It was a very easy job, and he fell easily into the routine. He came over at about the same time in the evening every day, and the fluffy cat would almost always come to meet him. Sometimes he wouldn't see the spotted one at all, but occasionally it would make an appearance, always just far enough away that Alfred wouldn't be too tempted to try to touch it. Watering the garden turned out to be Alfred's favorite part, which was funny, because he'd always thought of gardens as a waste of time. It was surprisingly relaxing to stand there with the hose while the sun set and the cool evening breeze rose up, finally giving him and the garden a pleasant relief from the hot summer air. The cats (or at least he fluffy one) would usually follow him outside and curl up somewhere out of the way of the hose's spray. When he was done, Alfred would turn off the hose and lock up the house before leaving. It became so natural that after that first day, he didn't forget anything.
A week went by and Alfred found himself feeling a little sad when he went into the house. Part of it was that he knew he was probably the only human entertainment the cats got, and they had to be getting lonely. The fluffy cat bounded forward to meet him, as always, and he gave it a little scratch under its chin. "Do you miss your owner?" he asked it, but it just purred in response. Alfred walked towards the kitchen and it followed him, plodding along happily. "You know, I kind of think I might," he told it. "Even though it's silly, because I've never met him." He rinsed out the water dish and refilled it. "It just seems like he must be a nice guy, you know? I guess . . ." he said hesitantly, "It just seems like he must be kind of lonely. No one has come by since I've been here, he doesn't have any photographs around – except for landscapes, and those don't count – and, I mean, he's pretty obviously a single guy with two cats." The fluffy one bumped into his leg and Alfred obligingly scratched it between the ears. "I just wonder if he's kind of sad about that."
Alfred knew it was silly, because you couldn't really judge someone on their house, but the more Alfred thought about it, the more convinced he was. Everything was old, like this guy was stuck in the past. It was all very neat, not to mention the carefully-tended garden, like he had too much time on his hands. He had a lot of books, so he must spend a lot of time alone, reading – which he probably liked, Alfred had to admit that, but he still had to get lonely sometimes, right?

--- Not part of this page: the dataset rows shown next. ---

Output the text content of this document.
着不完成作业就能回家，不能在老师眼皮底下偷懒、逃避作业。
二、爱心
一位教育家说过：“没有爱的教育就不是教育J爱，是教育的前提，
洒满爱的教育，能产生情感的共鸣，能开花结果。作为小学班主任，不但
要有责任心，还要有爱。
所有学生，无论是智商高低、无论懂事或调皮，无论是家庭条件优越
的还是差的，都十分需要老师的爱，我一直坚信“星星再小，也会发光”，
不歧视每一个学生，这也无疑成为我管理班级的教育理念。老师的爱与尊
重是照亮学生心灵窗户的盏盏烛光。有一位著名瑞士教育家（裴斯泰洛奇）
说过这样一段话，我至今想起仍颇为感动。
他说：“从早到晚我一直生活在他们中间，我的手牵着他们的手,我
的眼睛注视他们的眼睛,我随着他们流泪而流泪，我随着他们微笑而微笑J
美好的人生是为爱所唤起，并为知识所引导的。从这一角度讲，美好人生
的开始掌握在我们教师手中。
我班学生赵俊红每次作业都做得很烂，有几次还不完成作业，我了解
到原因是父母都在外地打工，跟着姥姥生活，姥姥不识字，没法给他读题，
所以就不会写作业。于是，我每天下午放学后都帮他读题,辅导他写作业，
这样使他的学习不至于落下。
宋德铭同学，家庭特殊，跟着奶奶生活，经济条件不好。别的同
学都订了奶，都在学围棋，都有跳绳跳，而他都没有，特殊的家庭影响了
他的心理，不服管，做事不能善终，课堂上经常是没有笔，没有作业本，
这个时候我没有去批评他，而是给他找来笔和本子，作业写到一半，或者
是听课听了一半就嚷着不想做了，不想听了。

And really, Alfred just wanted to meet him.
It was a Wednesday and Alfred was having a hard time believing that he still had another weekend to go before this guy got back from his trip. Two weeks was a long time.
Alfred had taken to . . . well, not exactly dusting things, but sort of making sure the place looked like it was a little lived in. It made him feel bad that it was so obvious that no one was really living there. A spider kept trying to build a web in the corner of the living room and Alfred kept knocking it down, because he didn't want this guy thinking that Alfred hadn't noticed. So when it occurred to Alfred that the bedroom was probably in a worse state than the rest of the house (though it didn't occur to him that it, at least, was probably free from cat hair), he found himself inching towards its door. The knowledge that he had already gone in there once without finding any dead bodies or anything made him a lot more comfortable with the idea of going in there a second time. Yeah, he knew he still wasn't really supposed to, but what harm could it do?
He opened the door and steeped quietly inside, even though there was no one to hear him. He closed the door behind him, not wanting to repeat the previous week's Cat Fiasco (as he had taken to thinking of it). It looked pretty much the same as before, though maybe a bit dustier. There were no spiderwebs, he noticed. That was good.
Now that he was there, it was pretty difficult to deny that all he really wanted to do was go through that old album under the bed. He hadn't even met this guy, for goodness's sake. Was it such a bad thing that he wanted to at least know what he looked like?
Before he could convince himself it was a bad idea again, Alfred pulled the album out from under the bed and wiped the dust off it. It was leather bound, like the old ones his grandmother had. He plopped down on the bed and opened it.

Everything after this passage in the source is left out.